Tuesday, March 12, 2013

How to be Happy

Oh who knows how to be happy.  No one can be happy all the time, right?  But I picked well when I chose my Word for the year.  Outside in the physical sense, to be sure, but more than that the Word was for getting outside my comfort zone.  When something feels uncomfortable, my Word pops into my head and I find more and more that I'll lift my chin up a little higher and plunge on ahead.  I'll admit that most times, what made my heart go in to palpitations wasn't as bad as I feared.

There are all sorts of memes and blog posts about how to make good choices, how to find your way, and yes, how to be happy.

One at Successify made a lot of sense with its list of 22 Things Happy People Do Differently.

The top 3 on my list from their list, the three that I'm trying to aspire to this year?
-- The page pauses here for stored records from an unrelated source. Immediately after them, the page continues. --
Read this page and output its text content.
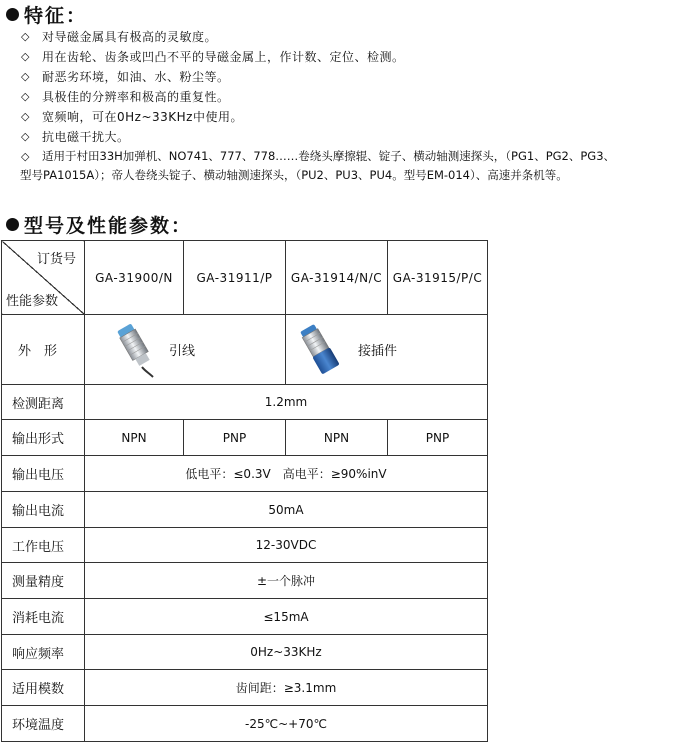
特征：
◇ 对导磁金属具有极高的灵敏度。
◇ 用在齿轮、齿条或凹凸不平的导磁金属上，作计数、定位、检测。
◇ 耐恶劣环境，如油、水、粉尘等。
◇ 具极佳的分辨率和极高的重复性。
◇ 宽频响，可在0Hz~33KHz中使用。
◇ 抗电磁干扰大。
◇ 适用于村田33H加弹机、NO741、777、778……卷绕头摩擦辊、锭子、横动轴测速探头，（PG1、PG2、PG3、
型号PA1015A）；帝人卷绕头锭子、横动轴测速探头，（PU2、PU3、PU4。型号EM-014）、高速并条机等。
型号及性能参数：
订货号
性能参数	GA-31900/N	GA-31911/P	GA-31914/N/C	GA-31915/P/C
外　形	引线		接插件	

检测距离	1.2mm			
输出形式	NPN	PNP	NPN	PNP
输出电压	低电平：≤0.3V　高电平：≥90%inV			
输出电流	50mA			
工作电压	12-30VDC			
测量精度	±一个脉冲			
消耗电流	≤15mA			
响应频率	0Hz~33KHz			
适用模数	齿间距：≥3.1mm			
环境温度	-25℃~+70℃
Accept What Cannot Be Changed

How hard is that?  So, so hard, but that's a motto I'm embracing this year.  There are some parts of my life that I would like to change dramatically, but are not in my control.  Period.  Learning to let go will be, no is, a freeing experience.

Nurture Social Relationships

As an introvert, people are tiring.  I like people, I like being with people, but a little goes a long way with someone like me.  What tends to happen when I've had enough people-time is I go to my safe place, my home, and then I just don't leave again. For days.  It's time for some adjusting.

Never Make Excuses

I'm a queen of excuses, and often it boils down to "I just don't feel like it."  I'm trying to quell that feeling, when the pitter patter of my heart speeds up and causes the nerves of fear to fire, or slows down and draws me in with the desire to take a nap, my job this year is to Just Say No.

I'm nearly 40 and some things that have held me back are ready to be dropped on the side of the road. Kicked to the curb.  Shukran, bes la shukran.  This is where I start.  Things are changing this year, it's in the air.

Except for talking on the telephone.  I'm not ready to face that challenge.  Not yet.  I know my limits.